Since then, the district's budget task force has chipped away at the deficit amount through analyzing the district's spending item by item. On Wednesday, district officials announced they'd been able to reduce the deficit from $31.6 million to $13.6 million.

During the meeting, school board members said job reductions of both custodial staff and administrators contributed to the deficit reduction, but money was also recovered through other means, like reducing resources as a result of lowered student enrollment, higher TIF funding amounts than projected and re-allocating Elementary and Secondary School Emergency Relief (ESSER) funds to pay for needed IT costs.

Still, one item unexpectedly increased in cost in just one day: transportation costs.

In just one day, CPS' costs for transportation increased by $6.7 million, though district officials are still working to determine why that happened. Costs associated with transporting students to and from school have gone up year-over-year for the last 20 years, Board President Eve Bolton said, but a $6.7 million jump at once was unusual.

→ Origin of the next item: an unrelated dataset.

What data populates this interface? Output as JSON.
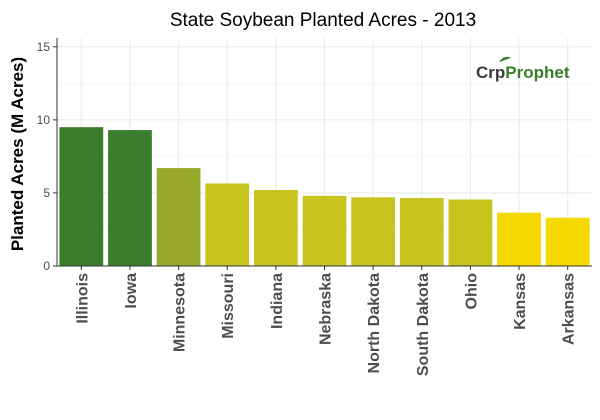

In part, that rising cost comes down to four factors, school board officials said:

  • An increase in the cost of fuel for buses
  • An increase in services provided for students who require curb-to-curb transportation
  • An increase in costs for monitors for students with challenges that mean they can't ride the bus alone
  • A 3% year-to-year increase written into transportation contracts

Still, the school board was faced with voting on Interim Superintendent Shauna Murphy's list of recommendations for balancing the district's budget. Those recommendations include not re-employing 12 assistant principals and two management positions.
Many of those assistant principal roles — called Assistant Principal of Culture & Community — were created using ESSER funds, or payments from the federal government for schools during COVID. The funds were intended to combat learning challenges during the pandemic, but were always intended to expire; board members said ESSER funds were only meant to sustain the assistant principal roles for one year.

However, one role cut — that of an ESL Manager — is a role many in public comment voiced their support for maintaining.

Teachers, parents and professionals within the district used time during public comment to express concern about cutting the role they said is crucial to students within CPS learning English as their second language.

According to one speaker, English learning students are the fastest growing population within the district.

"Eliminating the ESL manager position is a bad decision that will jump start a chain reaction of inequity," said one speaker who was identified only as Dana.

She went on to say that CPS serves over 5,600 multilingual language learners — roughly 16% of the entire CPS student body.

Still, the board voted to cut the positions highlighted in the superintendent's recommendations, though board member Mike Morowski expressed support for re-visiting the ELS manager role in the future, once the budget deficit issue has been resolved.

"These are never easy conversations or easy decisions," said board member Brandon Craig.

Board officials also said services for ELL students will continue, but the programming may look differently than it currently does because of the cut ESL manager role.